In Fayette County, this dream became reality approximately 25 years ago when the local Habitat affiliate was founded by the Fayette County Ministerial Association.
“The goal has been to provide affordable, decent housing,” said Downing. “Our mission in Fayette County is to eliminate sub-standard housing one house at at time.”
To qualify for a Habitat home, individuals must be active participants in building a better home and future for themselves and their families. Every Habitat home is an investment.
“We have a selection committee that goes through the applications,” said Downing. “They narrow it down to two or three and then they come to the board with a recommendation, and it’s decided who gets the house. The board reviews the applications and decides on the family. Sometimes, the process can take awhile. The family selection committee also has a team that goes out and interviews the applicants to determine if they are living in substandard housing. Substandard can mean overcrowded, a home in disrepair and other factors.”

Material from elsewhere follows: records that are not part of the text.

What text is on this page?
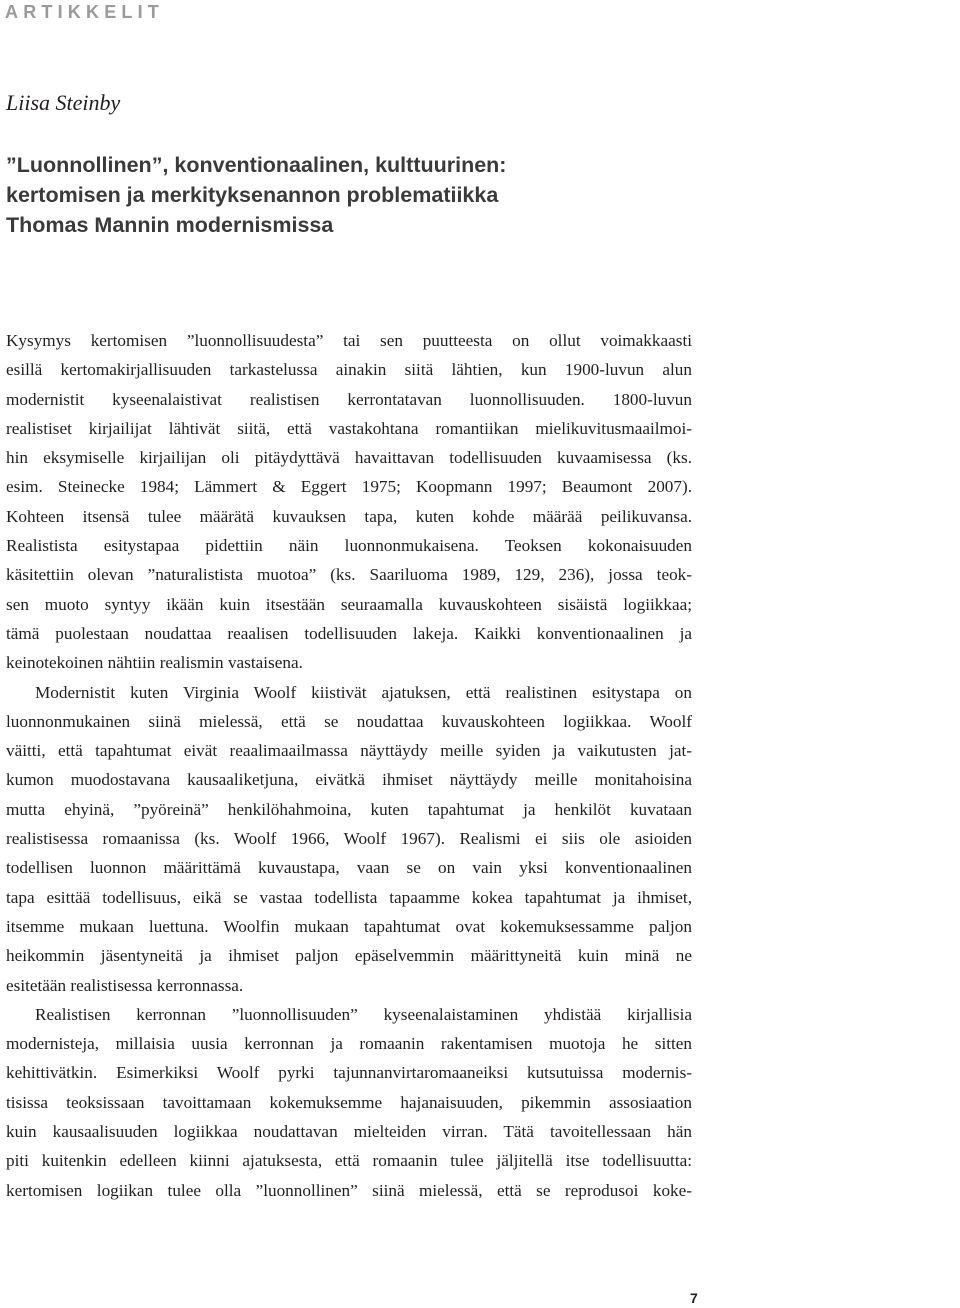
ARTIKKELIT
Liisa Steinby
”Luonnollinen”, konventionaalinen, kulttuurinen:
kertomisen ja merkityksenannon problematiikka
Thomas Mannin modernismissa

Kysymys kertomisen ”luonnollisuudesta” tai sen puutteesta on ollut voimakkaasti
esillä kertomakirjallisuuden tarkastelussa ainakin siitä lähtien, kun 1900-luvun alun
modernistit kyseenalaistivat realistisen kerrontatavan luonnollisuuden. 1800-luvun
realistiset kirjailijat lähtivät siitä, että vastakohtana romantiikan mielikuvitusmaailmoi-
hin eksymiselle kirjailijan oli pitäydyttävä havaittavan todellisuuden kuvaamisessa (ks.
esim. Steinecke 1984; Lämmert & Eggert 1975; Koopmann 1997; Beaumont 2007).
Kohteen itsensä tulee määrätä kuvauksen tapa, kuten kohde määrää peilikuvansa.
Realistista esitystapaa pidettiin näin luonnonmukaisena. Teoksen kokonaisuuden
käsitettiin olevan ”naturalistista muotoa” (ks. Saariluoma 1989, 129, 236), jossa teok-
sen muoto syntyy ikään kuin itsestään seuraamalla kuvauskohteen sisäistä logiikkaa;
tämä puolestaan noudattaa reaalisen todellisuuden lakeja. Kaikki konventionaalinen ja
keinotekoinen nähtiin realismin vastaisena.

Modernistit kuten Virginia Woolf kiistivät ajatuksen, että realistinen esitystapa on
luonnonmukainen siinä mielessä, että se noudattaa kuvauskohteen logiikkaa. Woolf
väitti, että tapahtumat eivät reaalimaailmassa näyttäydy meille syiden ja vaikutusten jat-
kumon muodostavana kausaaliketjuna, eivätkä ihmiset näyttäydy meille monitahoisina
mutta ehyinä, ”pyöreinä” henkilöhahmoina, kuten tapahtumat ja henkilöt kuvataan
realistisessa romaanissa (ks. Woolf 1966, Woolf 1967). Realismi ei siis ole asioiden
todellisen luonnon määrittämä kuvaustapa, vaan se on vain yksi konventionaalinen
tapa esittää todellisuus, eikä se vastaa todellista tapaamme kokea tapahtumat ja ihmiset,
itsemme mukaan luettuna. Woolfin mukaan tapahtumat ovat kokemuksessamme paljon
heikommin jäsentyneitä ja ihmiset paljon epäselvemmin määrittyneitä kuin minä ne
esitetään realistisessa kerronnassa.

Realistisen kerronnan ”luonnollisuuden” kyseenalaistaminen yhdistää kirjallisia
modernisteja, millaisia uusia kerronnan ja romaanin rakentamisen muotoja he sitten
kehittivätkin. Esimerkiksi Woolf pyrki tajunnanvirtaromaaneiksi kutsutuissa modernis-
tisissa teoksissaan tavoittamaan kokemuksemme hajanaisuuden, pikemmin assosiaation
kuin kausaalisuuden logiikkaa noudattavan mielteiden virran. Tätä tavoitellessaan hän
piti kuitenkin edelleen kiinni ajatuksesta, että romaanin tulee jäljitellä itse todellisuutta:
kertomisen logiikan tulee olla ”luonnollinen” siinä mielessä, että se reprodusoi koke-

7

Prospective Habitat homeowners must demonstrate a need for safe, affordable housing. Once selected, Habitat homeowners must partner with the organization throughout the process. This partnership includes performing “sweat equity,” or helping to build their own home or the homes of others in the home ownership program. Sweat equity can also include taking home ownership classes or performing volunteer work in a Habitat ReStore, according to the website. In Fayette County, each family has to put in 300 hours of sweat equity.
Home owners must also be able and willing to pay an affordable mortgage. Mortgage payments are cycled back into the community to help build additional Habitat houses.

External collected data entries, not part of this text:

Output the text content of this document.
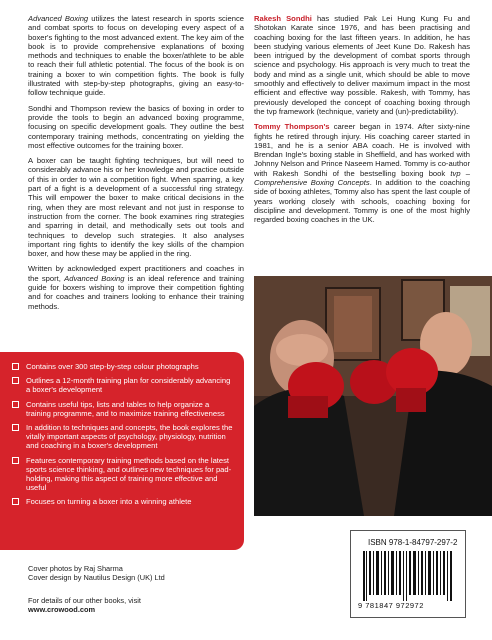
Advanced Boxing utilizes the latest research in sports science and combat sports to focus on developing every aspect of a boxer's fighting to the most advanced extent. The key aim of the book is to provide comprehensive explanations of boxing methods and techniques to enable the boxer/athlete to be able to reach their full athletic potential. The focus of the book is on training a boxer to win competition fights. The book is fully illustrated with step-by-step photographs, giving an easy-to-follow technique guide.

Sondhi and Thompson review the basics of boxing in order to provide the tools to begin an advanced boxing programme, focusing on specific development goals. They outline the best contemporary training methods, concentrating on yielding the most effective outcomes for the training boxer.

A boxer can be taught fighting techniques, but will need to considerably advance his or her knowledge and practice outside of this in order to win a competition fight. When sparring, a key part of a fight is a development of a successful ring strategy. This will empower the boxer to make critical decisions in the ring, when they are most relevant and not just in response to instruction from the corner. The book examines ring strategies and sparring in detail, and methodically sets out tools and techniques to develop such strategies. It also analyses important ring fights to identify the key skills of the champion boxer, and how these may be applied in the ring.

Written by acknowledged expert practitioners and coaches in the sport, Advanced Boxing is an ideal reference and training guide for boxers wishing to improve their competition fighting and for coaches and trainers looking to enhance their training methods.

Rakesh Sondhi has studied Pak Lei Hung Kung Fu and Shotokan Karate since 1976, and has been practising and coaching boxing for the last fifteen years. In addition, he has been studying various elements of Jeet Kune Do. Rakesh has been intrigued by the development of combat sports through science and psychology. His approach is very much to treat the body and mind as a single unit, which should be able to move smoothly and effectively to deliver maximum impact in the most efficient and effective way possible. Rakesh, with Tommy, has previously developed the concept of coaching boxing through the tvp framework (technique, variety and (un)-predictability).

Tommy Thompson's career began in 1974. After sixty-nine fights he retired through injury. His coaching career started in 1981, and he is a senior ABA coach. He is involved with Brendan Ingle's boxing stable in Sheffield, and has worked with Johnny Nelson and Prince Naseem Hamed. Tommy is co-author with Rakesh Sondhi of the bestselling boxing book tvp – Comprehensive Boxing Concepts. In addition to the coaching side of boxing athletes, Tommy also has spent the last couple of years working closely with schools, coaching boxing for discipline and development. Tommy is one of the most highly regarded boxing coaches in the UK.

Contains over 300 step-by-step colour photographs
Outlines a 12-month training plan for considerably advancing a boxer's development
Contains useful tips, lists and tables to help organize a training programme, and to maximize training effectiveness
In addition to techniques and concepts, the book explores the vitally important aspects of psychology, physiology, nutrition and coaching in a boxer's development
Features contemporary training methods based on the latest sports science thinking, and outlines new techniques for pad-holding, making this aspect of training more effective and useful
Focuses on turning a boxer into a winning athlete
Cover photos by Raj Sharma
Cover design by Nautilus Design (UK) Ltd
For details of our other books, visit
www.crowood.com
ISBN 978-1-84797-297-2
9 781847 972972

Downing said the local Habitat affiliate encourages those interested in applying to call 740-636-1115 with any questions or concerns.
“We actually don’t get a whole lot applications,” he said. “A lot of people assume that they don’t qualify when they really might. So yes, we encourage more people to apply. For the new home owner, there is a 25-year mortgage and no interest rate. We don’t charge interest.”
Each house that is constructed in Fayette County is around 1,300 square feet, with some of the dimensions dependent upon lot size and the amount of family members moving into the home.
“Once, I believe we had a family of about seven…a woman and her six kids,” said Downing. “It’s very rewarding to be able to help those who are in great need of a nice, new home.”
The names of families moving into these new homes are typically not disclosed.
The local Habitat for Humanity utilizes volunteer builders for the construction of the homes. It also relies on donations from companies and individuals.
“We’ve been blessed for 25 years with a great group of volunteers and with donations,” Downing said. “Companies donate materials to us and sometimes they give us a discount on what we do have to purchase. I believe the Masonic Lodge in Bloomingburg has put the roof on every home we’ve built. That being said, we’re always looking for volunteers — skilled and unskilled.”
The local Habitat is also currently looking for individuals interested in joining the Habitat board of directors. Additionally, the affiliate is always seeking donations to continue to provide this necessary service to the residents of Fayette County.
“Sunday’s groundbreaking and open house is all about celebrating this family what has happened with their new home,” said Downing. “We feel that we’ve been a positive force in the community for 25 years and we want to continue that work and to help people find affordable housing.”